In 1933, she became leader of the United Christian Youth Movement in the New Deal.

It was in this context that her gifts as an orator, organizer and civil rights advocate began to emerge. Perhaps the two most memorable events for many were her work with Dr. Mary McCleod Bethune, who had organized the National Council of Negro Women. At Dr. Bethune’s invitation, Height joined the council and worked tirelessly for women’s rights to equal employment, pay and education. She was an articulate voice against lynching and for criminal justice reform. She later became the fourth president of the council and served the organization for 40 years.

The second event that she was instrumental in organizing was the 1963 March on Washington. Working alongside Dr. Martin Luther King, the Rev. Ralph Abernathy, Wyatt Tee Walker and other men, she was the prominent woman in the organizing effort.
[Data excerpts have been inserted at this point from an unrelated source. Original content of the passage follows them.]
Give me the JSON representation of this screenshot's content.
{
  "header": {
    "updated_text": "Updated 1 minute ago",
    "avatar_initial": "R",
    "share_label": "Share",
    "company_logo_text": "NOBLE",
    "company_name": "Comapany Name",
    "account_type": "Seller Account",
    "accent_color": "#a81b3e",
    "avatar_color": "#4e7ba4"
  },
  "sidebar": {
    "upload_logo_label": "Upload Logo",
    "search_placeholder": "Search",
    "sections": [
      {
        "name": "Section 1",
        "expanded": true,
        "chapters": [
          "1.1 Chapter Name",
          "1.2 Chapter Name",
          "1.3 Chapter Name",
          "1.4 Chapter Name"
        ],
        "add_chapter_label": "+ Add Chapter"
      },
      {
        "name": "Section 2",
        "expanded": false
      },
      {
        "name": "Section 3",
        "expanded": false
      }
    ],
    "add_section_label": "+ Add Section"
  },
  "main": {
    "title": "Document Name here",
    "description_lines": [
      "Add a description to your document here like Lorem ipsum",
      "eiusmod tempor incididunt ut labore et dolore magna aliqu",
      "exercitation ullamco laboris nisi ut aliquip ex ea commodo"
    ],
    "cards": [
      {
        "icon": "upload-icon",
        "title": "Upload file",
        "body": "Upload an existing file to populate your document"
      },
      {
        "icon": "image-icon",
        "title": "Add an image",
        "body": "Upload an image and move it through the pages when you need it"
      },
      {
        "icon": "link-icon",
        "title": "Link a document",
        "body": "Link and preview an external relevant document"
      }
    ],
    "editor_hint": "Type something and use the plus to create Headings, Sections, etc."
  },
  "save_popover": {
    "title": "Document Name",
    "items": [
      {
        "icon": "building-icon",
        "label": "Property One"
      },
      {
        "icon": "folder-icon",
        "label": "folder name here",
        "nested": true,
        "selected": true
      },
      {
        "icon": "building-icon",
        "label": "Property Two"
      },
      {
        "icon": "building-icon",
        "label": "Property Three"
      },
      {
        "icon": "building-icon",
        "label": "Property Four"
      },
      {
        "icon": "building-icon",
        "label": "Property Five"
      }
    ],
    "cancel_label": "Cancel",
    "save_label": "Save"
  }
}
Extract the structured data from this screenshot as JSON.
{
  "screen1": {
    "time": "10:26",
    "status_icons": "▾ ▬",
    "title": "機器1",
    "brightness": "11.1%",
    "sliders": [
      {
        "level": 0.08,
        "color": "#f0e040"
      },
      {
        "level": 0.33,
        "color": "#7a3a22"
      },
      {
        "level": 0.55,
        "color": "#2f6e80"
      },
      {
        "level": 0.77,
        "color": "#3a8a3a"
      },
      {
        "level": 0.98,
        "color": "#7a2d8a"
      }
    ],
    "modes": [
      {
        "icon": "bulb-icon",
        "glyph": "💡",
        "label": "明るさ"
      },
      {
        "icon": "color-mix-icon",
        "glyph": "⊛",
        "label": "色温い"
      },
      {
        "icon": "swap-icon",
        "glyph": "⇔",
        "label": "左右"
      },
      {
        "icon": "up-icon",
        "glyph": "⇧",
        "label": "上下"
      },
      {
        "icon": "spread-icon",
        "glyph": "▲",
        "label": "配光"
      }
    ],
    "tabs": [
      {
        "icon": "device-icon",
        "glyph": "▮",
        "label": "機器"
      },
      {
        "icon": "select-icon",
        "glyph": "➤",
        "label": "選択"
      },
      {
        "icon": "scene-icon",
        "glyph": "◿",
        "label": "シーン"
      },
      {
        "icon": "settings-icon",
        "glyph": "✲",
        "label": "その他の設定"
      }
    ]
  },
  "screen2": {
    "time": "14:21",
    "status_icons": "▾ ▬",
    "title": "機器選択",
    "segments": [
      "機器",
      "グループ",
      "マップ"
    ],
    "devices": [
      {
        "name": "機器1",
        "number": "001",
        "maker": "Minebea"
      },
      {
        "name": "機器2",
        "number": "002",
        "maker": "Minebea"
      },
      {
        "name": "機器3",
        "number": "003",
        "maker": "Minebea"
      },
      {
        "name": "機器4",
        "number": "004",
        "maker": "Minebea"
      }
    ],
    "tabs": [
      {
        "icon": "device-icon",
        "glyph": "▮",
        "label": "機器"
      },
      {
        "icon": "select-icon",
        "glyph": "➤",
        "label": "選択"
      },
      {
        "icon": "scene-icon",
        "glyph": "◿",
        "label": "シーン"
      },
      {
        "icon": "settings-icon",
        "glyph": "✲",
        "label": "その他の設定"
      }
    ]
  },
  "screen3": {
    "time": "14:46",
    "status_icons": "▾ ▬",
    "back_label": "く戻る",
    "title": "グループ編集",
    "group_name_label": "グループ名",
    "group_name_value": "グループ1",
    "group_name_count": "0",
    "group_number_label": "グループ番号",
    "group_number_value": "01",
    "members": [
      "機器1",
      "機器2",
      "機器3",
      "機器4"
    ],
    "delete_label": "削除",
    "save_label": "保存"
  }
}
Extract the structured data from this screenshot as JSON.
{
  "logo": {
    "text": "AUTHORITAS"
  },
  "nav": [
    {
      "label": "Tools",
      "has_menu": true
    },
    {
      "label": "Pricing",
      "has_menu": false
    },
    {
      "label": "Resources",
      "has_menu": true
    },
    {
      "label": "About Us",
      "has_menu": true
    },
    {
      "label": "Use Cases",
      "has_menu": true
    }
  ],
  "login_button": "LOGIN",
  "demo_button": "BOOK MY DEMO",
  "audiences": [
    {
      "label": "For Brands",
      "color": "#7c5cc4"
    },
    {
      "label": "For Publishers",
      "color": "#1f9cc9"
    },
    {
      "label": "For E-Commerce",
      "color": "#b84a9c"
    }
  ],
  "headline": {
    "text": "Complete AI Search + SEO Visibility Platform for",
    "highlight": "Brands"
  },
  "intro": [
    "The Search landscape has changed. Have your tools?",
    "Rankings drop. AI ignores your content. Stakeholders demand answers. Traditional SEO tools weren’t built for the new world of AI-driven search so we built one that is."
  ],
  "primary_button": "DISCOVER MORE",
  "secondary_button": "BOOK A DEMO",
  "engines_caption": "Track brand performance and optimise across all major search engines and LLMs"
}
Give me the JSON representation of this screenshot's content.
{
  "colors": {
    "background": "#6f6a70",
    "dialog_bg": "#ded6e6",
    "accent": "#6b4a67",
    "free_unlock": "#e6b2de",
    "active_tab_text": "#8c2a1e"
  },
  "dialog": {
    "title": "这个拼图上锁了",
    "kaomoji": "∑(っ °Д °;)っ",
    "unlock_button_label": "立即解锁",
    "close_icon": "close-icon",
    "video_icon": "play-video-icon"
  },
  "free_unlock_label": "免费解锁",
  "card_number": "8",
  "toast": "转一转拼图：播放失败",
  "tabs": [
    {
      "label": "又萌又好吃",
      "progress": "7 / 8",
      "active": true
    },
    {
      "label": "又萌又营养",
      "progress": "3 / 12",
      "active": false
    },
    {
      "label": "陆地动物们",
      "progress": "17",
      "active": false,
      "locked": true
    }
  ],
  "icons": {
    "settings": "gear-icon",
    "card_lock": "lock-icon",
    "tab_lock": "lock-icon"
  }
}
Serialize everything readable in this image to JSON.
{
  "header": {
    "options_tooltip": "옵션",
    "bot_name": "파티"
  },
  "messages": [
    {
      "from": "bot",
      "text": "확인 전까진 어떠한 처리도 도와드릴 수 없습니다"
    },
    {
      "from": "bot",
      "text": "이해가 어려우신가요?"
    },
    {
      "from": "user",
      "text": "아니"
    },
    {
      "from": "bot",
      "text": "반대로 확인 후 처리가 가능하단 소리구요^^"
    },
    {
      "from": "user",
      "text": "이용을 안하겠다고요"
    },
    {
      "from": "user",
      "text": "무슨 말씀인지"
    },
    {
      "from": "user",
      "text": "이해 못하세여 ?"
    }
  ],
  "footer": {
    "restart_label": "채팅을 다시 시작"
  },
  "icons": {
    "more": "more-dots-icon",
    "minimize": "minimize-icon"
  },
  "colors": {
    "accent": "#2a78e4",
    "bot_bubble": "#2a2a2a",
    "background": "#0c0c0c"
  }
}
One might note that she was the only woman seated on the stage with the noted civil rights “Big Six.”

Dorothy Height accomplished much in her life. She was awarded the John F. Kennedy Memorial Award, the Citizen’s Medal from President Ronald Reagan, the NAACP Spingarn Medal, the Presidential Medal of Freedom from President Bill Clinton, and on her 92nd birthday, she was awarded the Congressional Gold Medal by President George Bush, which is the highest and most distinguished civilian award presented by the United States Congress.

Truly, Dorothy Irene Height was a woman of greatness and a warrior for justice. Despite facing both racism and patriarchy, she refused to be discouraged or detoured in her quest for a just society. She refused to allow society to define her identity as a woman of color. Instead, she worked to define what a society based on equality and justice should look like.

As we conclude Black History Month and begin Women’s History Month, may the life and work of Dorothy Irene Height inspire us all to be creators of a more perfect union.